The file sizes given by the site are wrong. Super Mario World is 512KB, or 508KB if you discard the padding at the end. Only compressing it to ZIP format gives you a file size around 360KB.
I think applying RLE to the file might give a better estimate, because files have blank space throughout, not just at the end. Just tried it on Super Mario World and the estimated size was 479,154 (468K) bytes.
If you don't have an RLE tool handy, you can force Pucrunch to act as an RLE-only compressor by using the -r 0 switch which disables the LZ compression feature.
hexdump will automatically does "squeezing" of repeated lines. Follow this with a line count and multiply by the bytes/line and you'll get a rough number of non-repetitive bytes.
https://man7.org/linux/man-pages/man1/hexdump.1.html
The goal here isn't to tell the real file sizes, the goal here is to estimate the "effective" file size without any padding. Padding can be at places other than the end of the file.
It's still quite impressive to fit such a lengthy and fun game into 508KB without any procedural generation, just tight assembly and clever use of bitmaps. This is programming art.
This is largely a lost art because of several bad paradigms that have become very popular in recent years, making software exponentially worse in the process. In the old days, it was common and NES games were even smaller than SNES games because the graphics were much less complex. I believe Super Mario Bros 3, which many people still insist was better than Super Mario World, actually fit into 32KB.
As the linked article notes, some of the special on-cart chips were mainly used for data decompression, like the SPC7110. So on those games, definitely compressed assets!
But... I'd love to know how often assets were compressed on "normal" carts without special chips.
Decompressing assets on the fly during gameplay action seems like it would be quite a challenge for the SNES' CPU.
My understanding is that images on title screens and cinematics were often compressed.
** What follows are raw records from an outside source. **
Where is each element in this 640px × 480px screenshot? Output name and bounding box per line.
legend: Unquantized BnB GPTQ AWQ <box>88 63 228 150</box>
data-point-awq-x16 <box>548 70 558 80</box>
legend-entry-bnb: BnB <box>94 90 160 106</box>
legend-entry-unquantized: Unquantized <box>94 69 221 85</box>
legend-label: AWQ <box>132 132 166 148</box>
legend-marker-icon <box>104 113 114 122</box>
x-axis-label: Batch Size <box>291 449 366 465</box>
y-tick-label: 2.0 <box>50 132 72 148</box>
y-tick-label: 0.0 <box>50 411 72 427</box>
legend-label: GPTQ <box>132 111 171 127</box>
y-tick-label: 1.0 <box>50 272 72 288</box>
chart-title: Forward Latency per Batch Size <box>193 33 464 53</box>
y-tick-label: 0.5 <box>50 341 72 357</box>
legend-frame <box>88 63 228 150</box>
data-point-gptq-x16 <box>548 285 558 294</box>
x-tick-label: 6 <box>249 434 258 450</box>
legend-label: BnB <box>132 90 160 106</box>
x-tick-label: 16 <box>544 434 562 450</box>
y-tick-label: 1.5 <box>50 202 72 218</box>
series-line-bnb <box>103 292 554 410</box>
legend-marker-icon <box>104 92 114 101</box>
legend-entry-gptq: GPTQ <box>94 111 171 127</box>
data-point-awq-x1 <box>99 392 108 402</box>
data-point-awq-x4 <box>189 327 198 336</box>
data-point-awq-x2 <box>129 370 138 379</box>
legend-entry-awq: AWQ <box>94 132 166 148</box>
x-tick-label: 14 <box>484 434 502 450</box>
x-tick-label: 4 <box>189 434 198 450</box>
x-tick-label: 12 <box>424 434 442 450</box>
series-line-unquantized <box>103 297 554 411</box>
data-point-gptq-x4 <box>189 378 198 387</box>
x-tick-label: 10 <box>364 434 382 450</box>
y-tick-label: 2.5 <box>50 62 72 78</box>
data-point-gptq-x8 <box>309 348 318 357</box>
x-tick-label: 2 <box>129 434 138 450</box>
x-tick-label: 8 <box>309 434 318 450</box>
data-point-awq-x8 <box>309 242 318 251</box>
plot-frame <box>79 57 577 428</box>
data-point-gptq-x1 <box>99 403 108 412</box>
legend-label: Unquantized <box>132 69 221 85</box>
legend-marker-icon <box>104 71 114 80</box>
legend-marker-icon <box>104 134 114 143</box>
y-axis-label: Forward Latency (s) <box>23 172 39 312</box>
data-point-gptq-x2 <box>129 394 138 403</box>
Anime/comic art styles lend themselves really well to RLE compression because you have lots of consecutive pixels of the same color. And, obviously, these can be fairly static images that don't need to be updated 60 times a second.
Definitely an outlier, but: the title screen of Secret of Mana was actually a JPG that took around a minute (!!) to decompress. The music and scrolling text are cleverly designed to mask this: https://manaredux.com/lore/how-was-the-incredible-title-scre...
From what I've seen, on average, with many exceptions, most games will lightly compress most data. Tile graphics and layouts only need to be decompressed whenever a scene/level/map is loaded. Games aren't doing streaming audio or anything, so song data can be decompressed and uploaded to the sound processor before a level starts too.
Likewise, text needs to be decompressed once immediately before it's displayed, so games will usually compress that - it's quick enough to decompress a few hundred bytes while the text box loads.
The only thing that I've seen that's usually stored uncompressed is sprite animation data - particularly for player characters with lots of different animations. There's not enough VRAM to load all of it at once, so it needs to be streamed in, and in that case the CPU often just doesn't have the muscle.
I was actually just thinking last night about how something like Fortnite handled emotes. Skins and cosmetics I can understand, but they have 100 players and hundreds of emotes that any player can use at any time. Is it all really just streamed in on demand? Most common preloaded?
Maybe a little counter-intuitive, but Fortnite emotes (essentially, animations) takes up much less memory than skins.
Generally for a modern polygonal game, you are using skeletal animation for the characters. A character consists of a polygon mesh and anywhere from dozens to hundreds of bones.
Animations consist of keyframes. Each keyframe represents just a handful of bytes for each bone (the XYZ coordinates for each end of the bone, and the rotational angle, or something like that). The animators create as many keyframes as they want, maybe 10-20 per second max. So a 5-second emote animation might contain something like 8 32-bit floats * 100 bones * 10 frames per second * 5 seconds = ~120 kilobytes of uncompressed data.
That's all you need to specify an animation. The rest is calculated on the fly at runtime and rendered to the screen at 60fps or whatever the current frame rate is. The graphics engine interpolates bone positions between your keyframes, and the player model mesh is deformed by the bones. Also, those skeletal animations can be shared between all player models.
The alternative to skeletal animation is fully prebaked animations. This involves minimal interpolation and calculation at runtime. It is more memory intensive because you are calculating the position of every point on the mesh ahead of time, and then storing that data on disk. This is generally how a very complex and non-interactive animation (think: cutscenes, etc) would be animated and stored on disk. Note, this is still far less storage-intensive than storing rendered video, and you still maintain a great deal of flexibility at runtime - you can change the camera location, rendering passes, resolution, etc. That's why you don't see a lot of prerendered video cutscenes these days.
I guess you are right. I never actually did the math on animation storage but I just somehow assumed it was bigger. They obviously use a standard character model (or at least a few) that every animation works with. I just assumed it would be bigger esp with the number of emotes modern cosmetic games have.